While those first few weeks were especially difficult, and that first month became a whirlwind of emotions, I finally began to find some solace within myself. I began to view my sad days as recovery days. Maybe all I could do was feed myself, or allow myself to cry and to write. I let that be enough to get me though.
Gradually, I realized this work was me nurturing myself into my own individuation. I had gifted myself the space to feel all the pain and the discomfort.
That’s the thing about emotions—you can’t escape them. The only way out of them is through them.
I could either keep all the pain building up inside myself and live a numb, colorless life, or I could try and find some sort of joy again and allow my body to process the grief.
Of course, the trauma of losing loved ones and almost losing others is not something that can be overcome from a few months in Spain.

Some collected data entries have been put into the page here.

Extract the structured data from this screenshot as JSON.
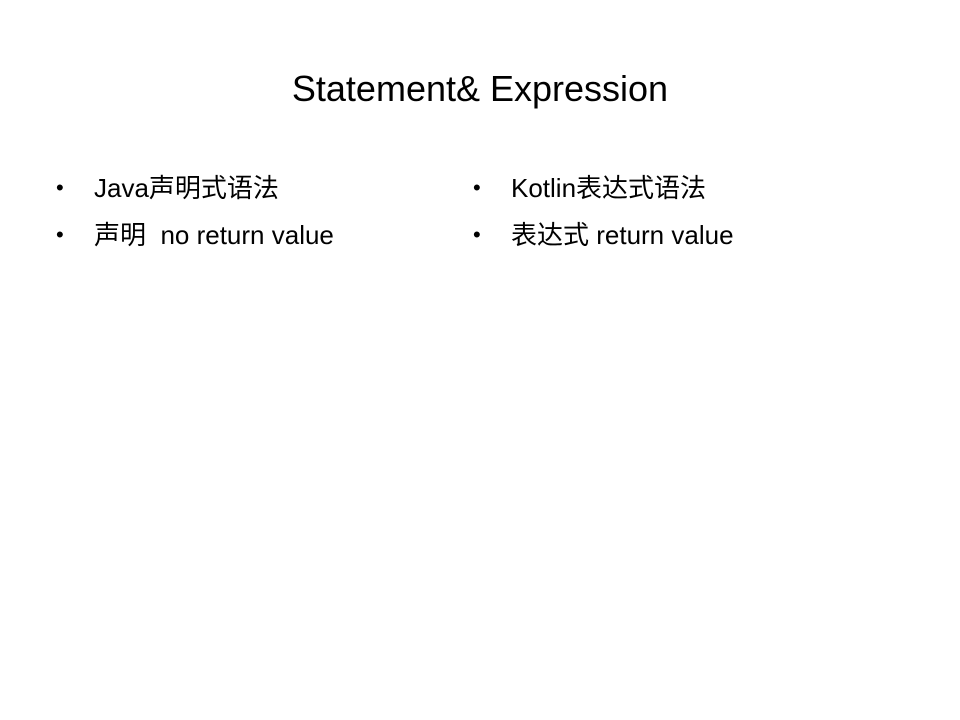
{
  "slide": {
    "title": "Statement& Expression",
    "left_column": [
      {
        "bullet": "•",
        "text": "Java声明式语法"
      },
      {
        "bullet": "•",
        "text": "声明  no return value"
      }
    ],
    "right_column": [
      {
        "bullet": "•",
        "text": "Kotlin表达式语法"
      },
      {
        "bullet": "•",
        "text": "表达式 return value"
      }
    ]
  }
}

But at least, I’ve begun to learn how to allow myself to feel the pain.
At least, I can trust myself a little more to make space for difficult and complex emotions. The pain will never fully go away. But feeling it and therefore releasing some of it can help make some space for life to come back inside of me.
In this way, the travel has been revolutionizing my life. Although it wasn’t so much the travel as the solitude.
The opportunity to be able to rely on no one else but myself.